Split-Flap Clock Uses Magnets Everywhere

A DIY split-flap clock in red, black, and white.

While split-flap alarm clocks once adorned heavy wood nightstands in strong numbers, today the displays are most commonly found in train stations and airports. Hey, at least they’re still around, right? Like many of us, [The Wrench] has always wanted to make one for themselves, but they actually got around to doing it.

A DIY split-flap clock and its magnetic base.This doesn’t seem like a beginner-friendly project, but [The Wrench] says they were a novice in 3D design and so used Tinkercad to design all the parts. After so many failures, they settled on a design for each unit that uses a spool to attach the flaps, which is turned by a stepper motor.

A small neodymium magnet embedded in the primary gear and a Hall effect sensor determine where the stepper motor is, and in turn, which number is displayed. Everything is handled by an Arduino Nano on a custom PCB.

Aside from the sleek, minimalist look, our favorite part is that [The Wrench] used even more magnets to connect each display segment to the base. You may have noticed that there are only three segments, because the hours are handled by a single display that has flaps for 10, 11, and 12. This makes things simpler and gives the clock an interesting look. Be sure to check out the build video after the break.

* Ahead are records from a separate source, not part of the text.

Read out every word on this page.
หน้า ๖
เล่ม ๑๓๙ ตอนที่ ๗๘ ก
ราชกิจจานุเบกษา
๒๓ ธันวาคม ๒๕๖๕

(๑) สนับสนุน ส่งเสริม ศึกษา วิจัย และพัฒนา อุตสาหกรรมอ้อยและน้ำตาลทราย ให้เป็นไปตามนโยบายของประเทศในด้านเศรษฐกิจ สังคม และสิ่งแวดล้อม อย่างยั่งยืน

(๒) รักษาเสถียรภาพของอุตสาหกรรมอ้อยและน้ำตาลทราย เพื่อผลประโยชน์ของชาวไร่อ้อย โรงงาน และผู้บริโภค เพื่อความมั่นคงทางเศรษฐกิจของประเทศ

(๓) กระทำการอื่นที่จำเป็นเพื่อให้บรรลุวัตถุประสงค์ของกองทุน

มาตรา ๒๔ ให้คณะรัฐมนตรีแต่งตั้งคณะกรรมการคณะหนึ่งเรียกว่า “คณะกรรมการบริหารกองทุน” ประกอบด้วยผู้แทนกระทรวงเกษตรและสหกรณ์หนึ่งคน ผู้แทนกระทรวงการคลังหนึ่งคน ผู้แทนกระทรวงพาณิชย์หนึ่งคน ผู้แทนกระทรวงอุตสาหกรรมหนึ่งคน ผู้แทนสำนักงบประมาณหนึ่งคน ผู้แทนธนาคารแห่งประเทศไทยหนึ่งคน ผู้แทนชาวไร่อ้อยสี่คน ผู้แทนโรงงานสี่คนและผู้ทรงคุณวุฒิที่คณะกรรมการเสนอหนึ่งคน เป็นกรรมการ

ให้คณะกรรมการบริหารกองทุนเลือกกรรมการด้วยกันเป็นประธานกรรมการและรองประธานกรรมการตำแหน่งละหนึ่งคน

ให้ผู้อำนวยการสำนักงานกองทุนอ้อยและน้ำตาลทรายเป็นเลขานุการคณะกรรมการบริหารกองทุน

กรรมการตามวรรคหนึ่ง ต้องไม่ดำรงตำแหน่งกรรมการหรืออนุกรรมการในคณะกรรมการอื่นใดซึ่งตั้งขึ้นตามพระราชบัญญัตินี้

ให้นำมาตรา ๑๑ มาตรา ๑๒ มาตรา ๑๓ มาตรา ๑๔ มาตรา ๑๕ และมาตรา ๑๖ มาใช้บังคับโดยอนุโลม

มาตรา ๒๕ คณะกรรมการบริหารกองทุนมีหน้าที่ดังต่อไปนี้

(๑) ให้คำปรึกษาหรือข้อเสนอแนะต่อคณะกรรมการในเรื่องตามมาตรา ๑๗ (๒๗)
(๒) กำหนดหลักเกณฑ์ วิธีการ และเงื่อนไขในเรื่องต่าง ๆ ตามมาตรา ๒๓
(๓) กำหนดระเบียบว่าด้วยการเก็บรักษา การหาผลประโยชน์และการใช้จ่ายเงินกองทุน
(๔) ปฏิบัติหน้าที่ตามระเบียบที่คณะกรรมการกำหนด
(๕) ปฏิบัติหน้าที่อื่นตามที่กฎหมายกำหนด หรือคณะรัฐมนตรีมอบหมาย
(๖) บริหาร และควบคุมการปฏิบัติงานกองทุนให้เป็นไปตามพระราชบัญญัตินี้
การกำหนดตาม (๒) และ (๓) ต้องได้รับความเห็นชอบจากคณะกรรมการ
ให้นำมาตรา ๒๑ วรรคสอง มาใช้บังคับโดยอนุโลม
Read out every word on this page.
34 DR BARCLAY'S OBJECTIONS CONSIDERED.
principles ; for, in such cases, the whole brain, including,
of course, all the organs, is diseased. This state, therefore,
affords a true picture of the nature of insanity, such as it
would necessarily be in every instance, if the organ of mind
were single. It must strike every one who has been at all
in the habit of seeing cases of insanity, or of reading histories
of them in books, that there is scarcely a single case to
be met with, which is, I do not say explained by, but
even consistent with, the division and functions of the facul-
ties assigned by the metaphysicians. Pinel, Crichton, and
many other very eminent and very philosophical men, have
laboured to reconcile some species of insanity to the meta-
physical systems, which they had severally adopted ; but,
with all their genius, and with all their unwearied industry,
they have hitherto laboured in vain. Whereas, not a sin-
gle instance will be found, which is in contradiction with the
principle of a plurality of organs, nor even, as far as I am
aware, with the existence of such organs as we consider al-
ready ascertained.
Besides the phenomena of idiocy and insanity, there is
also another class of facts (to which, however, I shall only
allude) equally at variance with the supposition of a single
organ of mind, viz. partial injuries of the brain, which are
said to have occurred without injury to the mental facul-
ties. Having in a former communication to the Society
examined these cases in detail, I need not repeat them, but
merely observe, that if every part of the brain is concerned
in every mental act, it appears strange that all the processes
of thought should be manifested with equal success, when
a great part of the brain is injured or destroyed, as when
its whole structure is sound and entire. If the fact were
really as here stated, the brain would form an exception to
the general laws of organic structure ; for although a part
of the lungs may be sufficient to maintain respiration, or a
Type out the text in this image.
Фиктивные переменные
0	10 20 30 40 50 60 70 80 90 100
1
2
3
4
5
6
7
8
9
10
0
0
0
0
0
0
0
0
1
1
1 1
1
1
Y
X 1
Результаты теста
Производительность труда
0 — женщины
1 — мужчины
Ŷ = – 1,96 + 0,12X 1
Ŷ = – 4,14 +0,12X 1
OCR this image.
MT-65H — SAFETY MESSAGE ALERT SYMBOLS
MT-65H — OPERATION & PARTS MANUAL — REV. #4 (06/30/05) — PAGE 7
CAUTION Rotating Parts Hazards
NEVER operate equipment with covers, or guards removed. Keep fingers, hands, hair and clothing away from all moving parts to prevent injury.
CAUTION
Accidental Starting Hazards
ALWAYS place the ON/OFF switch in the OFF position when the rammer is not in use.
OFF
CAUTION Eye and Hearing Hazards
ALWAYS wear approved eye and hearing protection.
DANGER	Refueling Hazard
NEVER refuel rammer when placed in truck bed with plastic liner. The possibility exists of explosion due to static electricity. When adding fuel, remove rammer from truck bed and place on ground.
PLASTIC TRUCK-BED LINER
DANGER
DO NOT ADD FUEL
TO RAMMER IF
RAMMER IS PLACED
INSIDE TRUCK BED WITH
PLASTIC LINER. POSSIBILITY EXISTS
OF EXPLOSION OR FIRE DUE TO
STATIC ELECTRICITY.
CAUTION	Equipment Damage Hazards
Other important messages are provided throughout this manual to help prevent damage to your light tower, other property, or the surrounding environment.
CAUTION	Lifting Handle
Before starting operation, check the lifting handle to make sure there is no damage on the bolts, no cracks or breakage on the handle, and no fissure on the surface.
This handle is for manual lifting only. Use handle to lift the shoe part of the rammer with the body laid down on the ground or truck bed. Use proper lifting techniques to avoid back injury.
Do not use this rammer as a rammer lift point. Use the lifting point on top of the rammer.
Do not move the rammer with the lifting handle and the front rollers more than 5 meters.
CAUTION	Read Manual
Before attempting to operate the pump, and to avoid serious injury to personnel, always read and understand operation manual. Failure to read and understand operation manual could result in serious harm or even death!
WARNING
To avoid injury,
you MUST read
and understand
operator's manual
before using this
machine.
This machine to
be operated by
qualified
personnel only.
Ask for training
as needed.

Want to build a more complicated clock? Try suspending sand digits in the air with persistence of vision.

2 thoughts on “Split-Flap Clock Uses Magnets Everywhere

  1. Cool, ,but just one step away from being perfect. Making use of a ESP8266, he would make time setting completely automatic.
    I have a split flap mechanism from an old alarm clock, that I intend to bring back to life in such way, one day when I will have time (haha, internal cry, knowing that day will never come)

  2. Old-fashioned split-flap clocks have a design that is fundamentally simpler than split-flaps from train and airport departure boards.
    The rightmost digits of clocks are directly and continuously driven by a clock mechanism with proper reduction, the top ends of each flap are held up until they dive under the edge of the tab holding them. This is not a precision mechanism and on the clock I have, minutes last anywhere from 48 to 64 seconds (yeah, I measured this). A tap on the clock can seriously shorten a minute, and there is no electronics nor feedback in the mechanism whatsoever, at least, in it’s simplest form.

    On the other hand, split flap departure boards are often solenoid-controlled, where one pulse allows exactly one flap to fall down. They are designed to rapidly advance say 50 flaps, then return to their “neutral” position, and they make heavy use of (electromechanical) sensors.